Timothy was an early Christian evangelist and the first first-century Christian bishop of Ephesus.
Background
Timothy was born in Lystra, a city of the province of Lycaonia in Turkey, probably between a. d. 25 and 30.
The name Timothy (Gr. Timotheios, "god-fearing") signifies that his family were Greek sympathizers of the Jewish religion.

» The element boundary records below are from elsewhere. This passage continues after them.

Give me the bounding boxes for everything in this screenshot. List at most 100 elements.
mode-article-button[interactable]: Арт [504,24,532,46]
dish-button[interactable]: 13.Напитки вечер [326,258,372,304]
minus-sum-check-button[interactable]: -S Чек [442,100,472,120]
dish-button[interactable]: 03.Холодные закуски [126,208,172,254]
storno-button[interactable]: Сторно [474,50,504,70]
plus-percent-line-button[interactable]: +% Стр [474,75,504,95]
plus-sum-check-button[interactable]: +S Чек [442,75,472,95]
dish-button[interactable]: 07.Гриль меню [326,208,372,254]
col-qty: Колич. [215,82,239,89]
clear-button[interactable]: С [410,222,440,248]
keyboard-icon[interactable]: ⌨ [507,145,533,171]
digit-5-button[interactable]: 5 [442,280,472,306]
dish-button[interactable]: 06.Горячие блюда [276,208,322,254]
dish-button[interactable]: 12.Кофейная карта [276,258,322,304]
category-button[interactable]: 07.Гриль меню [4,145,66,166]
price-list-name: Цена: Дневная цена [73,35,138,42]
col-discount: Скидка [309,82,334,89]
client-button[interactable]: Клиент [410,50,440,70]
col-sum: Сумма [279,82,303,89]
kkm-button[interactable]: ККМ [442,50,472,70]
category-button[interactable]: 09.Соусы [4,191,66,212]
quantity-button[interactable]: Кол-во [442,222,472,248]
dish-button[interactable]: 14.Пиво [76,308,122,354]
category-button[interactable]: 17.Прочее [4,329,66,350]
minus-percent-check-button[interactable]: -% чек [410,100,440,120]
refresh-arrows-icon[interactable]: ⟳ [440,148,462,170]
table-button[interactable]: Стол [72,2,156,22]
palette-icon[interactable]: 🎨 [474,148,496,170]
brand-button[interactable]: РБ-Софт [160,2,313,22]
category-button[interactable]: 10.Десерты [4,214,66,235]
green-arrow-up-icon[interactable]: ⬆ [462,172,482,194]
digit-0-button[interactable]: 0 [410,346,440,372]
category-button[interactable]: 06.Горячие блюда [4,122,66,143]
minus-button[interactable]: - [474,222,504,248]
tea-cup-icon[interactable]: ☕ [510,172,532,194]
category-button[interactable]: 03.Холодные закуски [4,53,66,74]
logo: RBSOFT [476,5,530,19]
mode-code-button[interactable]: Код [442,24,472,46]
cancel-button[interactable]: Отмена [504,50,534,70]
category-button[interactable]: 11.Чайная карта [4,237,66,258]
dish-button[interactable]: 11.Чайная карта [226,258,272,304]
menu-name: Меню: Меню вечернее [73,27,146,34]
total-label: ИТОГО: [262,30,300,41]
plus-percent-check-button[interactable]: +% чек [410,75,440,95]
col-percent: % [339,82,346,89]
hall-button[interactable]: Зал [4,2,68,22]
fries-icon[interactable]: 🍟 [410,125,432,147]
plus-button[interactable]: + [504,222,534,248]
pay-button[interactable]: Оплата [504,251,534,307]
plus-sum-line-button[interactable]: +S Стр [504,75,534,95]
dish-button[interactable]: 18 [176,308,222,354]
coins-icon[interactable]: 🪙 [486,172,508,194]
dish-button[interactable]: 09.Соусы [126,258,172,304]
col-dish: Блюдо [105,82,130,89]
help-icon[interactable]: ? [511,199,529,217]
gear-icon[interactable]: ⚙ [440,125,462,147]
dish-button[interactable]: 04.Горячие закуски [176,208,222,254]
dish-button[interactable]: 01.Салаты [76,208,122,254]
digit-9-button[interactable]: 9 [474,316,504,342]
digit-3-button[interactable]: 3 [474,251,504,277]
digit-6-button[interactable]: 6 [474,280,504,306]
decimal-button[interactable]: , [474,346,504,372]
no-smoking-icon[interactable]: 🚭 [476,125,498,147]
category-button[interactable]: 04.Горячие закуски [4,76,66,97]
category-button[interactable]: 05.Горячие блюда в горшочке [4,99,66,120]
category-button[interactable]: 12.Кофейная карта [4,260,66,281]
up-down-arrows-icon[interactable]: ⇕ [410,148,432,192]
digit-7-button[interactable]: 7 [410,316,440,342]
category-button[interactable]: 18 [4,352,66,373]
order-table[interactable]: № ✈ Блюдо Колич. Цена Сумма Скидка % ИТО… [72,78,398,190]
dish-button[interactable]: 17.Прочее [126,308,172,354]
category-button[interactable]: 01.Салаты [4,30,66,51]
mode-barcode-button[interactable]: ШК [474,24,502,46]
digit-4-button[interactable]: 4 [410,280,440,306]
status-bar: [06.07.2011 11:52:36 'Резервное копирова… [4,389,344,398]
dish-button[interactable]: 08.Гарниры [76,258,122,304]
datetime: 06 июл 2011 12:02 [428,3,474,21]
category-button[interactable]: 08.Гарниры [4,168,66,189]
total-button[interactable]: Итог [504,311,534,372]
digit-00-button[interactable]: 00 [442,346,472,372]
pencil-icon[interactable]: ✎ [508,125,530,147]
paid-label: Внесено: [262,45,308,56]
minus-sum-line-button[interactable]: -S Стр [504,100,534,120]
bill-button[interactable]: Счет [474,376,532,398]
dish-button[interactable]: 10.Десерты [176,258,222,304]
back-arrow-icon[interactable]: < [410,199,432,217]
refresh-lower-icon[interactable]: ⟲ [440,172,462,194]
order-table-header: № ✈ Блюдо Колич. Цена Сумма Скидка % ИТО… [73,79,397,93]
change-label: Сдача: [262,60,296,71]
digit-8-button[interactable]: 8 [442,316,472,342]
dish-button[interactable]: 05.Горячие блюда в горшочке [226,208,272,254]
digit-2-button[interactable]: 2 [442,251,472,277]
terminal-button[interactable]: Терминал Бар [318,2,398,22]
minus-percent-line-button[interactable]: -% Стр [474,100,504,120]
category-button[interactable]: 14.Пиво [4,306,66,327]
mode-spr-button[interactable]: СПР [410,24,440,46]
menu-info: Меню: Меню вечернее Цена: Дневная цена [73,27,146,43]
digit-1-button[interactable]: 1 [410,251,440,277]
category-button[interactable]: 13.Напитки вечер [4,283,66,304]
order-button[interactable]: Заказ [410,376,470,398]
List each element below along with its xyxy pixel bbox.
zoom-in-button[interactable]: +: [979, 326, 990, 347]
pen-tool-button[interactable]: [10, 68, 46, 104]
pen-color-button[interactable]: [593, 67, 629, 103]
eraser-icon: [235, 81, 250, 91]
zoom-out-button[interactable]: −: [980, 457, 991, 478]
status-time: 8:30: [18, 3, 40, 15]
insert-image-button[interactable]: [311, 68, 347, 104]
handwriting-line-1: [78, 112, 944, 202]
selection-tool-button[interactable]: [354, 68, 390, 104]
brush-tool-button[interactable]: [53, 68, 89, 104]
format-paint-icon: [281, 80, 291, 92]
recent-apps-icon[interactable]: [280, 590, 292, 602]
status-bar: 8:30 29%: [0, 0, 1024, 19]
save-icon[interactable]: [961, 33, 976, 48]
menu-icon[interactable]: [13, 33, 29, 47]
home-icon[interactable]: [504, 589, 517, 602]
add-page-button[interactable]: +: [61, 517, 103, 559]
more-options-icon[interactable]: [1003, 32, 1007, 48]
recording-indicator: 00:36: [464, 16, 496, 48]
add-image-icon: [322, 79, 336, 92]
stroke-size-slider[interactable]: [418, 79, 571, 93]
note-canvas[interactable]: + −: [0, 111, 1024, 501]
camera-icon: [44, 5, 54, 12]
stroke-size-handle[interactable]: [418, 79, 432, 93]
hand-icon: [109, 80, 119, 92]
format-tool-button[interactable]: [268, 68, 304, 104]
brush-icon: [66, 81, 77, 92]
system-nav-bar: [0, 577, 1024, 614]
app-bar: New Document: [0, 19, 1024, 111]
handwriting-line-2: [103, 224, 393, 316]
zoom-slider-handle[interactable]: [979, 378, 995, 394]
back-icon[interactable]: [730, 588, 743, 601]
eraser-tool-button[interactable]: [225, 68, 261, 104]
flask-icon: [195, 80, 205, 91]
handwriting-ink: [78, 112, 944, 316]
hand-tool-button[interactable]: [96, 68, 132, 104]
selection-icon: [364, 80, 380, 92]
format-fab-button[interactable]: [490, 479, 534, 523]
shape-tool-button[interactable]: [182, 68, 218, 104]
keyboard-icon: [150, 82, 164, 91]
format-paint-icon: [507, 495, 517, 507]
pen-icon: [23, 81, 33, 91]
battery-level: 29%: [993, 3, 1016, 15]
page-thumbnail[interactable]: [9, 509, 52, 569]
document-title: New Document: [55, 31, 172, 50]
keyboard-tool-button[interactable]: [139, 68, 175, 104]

Although Acts 16:1 describes his mother as "a Jewish woman who was a believer" this cannot possibly be the case, since her name Eunice.
Career
On his second visit to Lystra in 50, Paul discovered Timothy, taking him as a colleague but first circumcising him out of respect for his Jewish mother and the custom of the Jews in whose communities they were to do mission work (Acts 16:1–3). Timothy worked with Paul and Silas and helped found churches, notably in Corinth, Thessalonica, and Philippi. He apparently accompanied Paul to Ephesus and Asia Minor (Acts 19:22; 1 Corinthians 16:10–11). As the presence of his name in the first verses of Colossians, Philemon, and Philippians indicates, he was subsequently associated with Paul’s imprisonment at Ephesus. In the Pastoral Epistles he is solely in charge of the Christians at Ephesus, possibly the site of his release from prison as chronicled in Hebrews 13:23.
Tradition, probably based on New Testament inferences, made him first bishop of Ephesus, where he was allegedly martyred under the Roman emperor Nerva. One legend asserts that he was clubbed to death by a mob for protesting against the orgiastic worship of the goddess Artemis.
Paul’s two Pastoral Epistles addressed to Timothy reveal concern for his well-being, and he is praised in 1 Corinthians, Philippians, and Romans. He is also mentioned in 1 and 2 Thessalonians and 2 Corinthians. St. John of Damascus states that Timothy witnessed the end of the life of the Virgin Mary.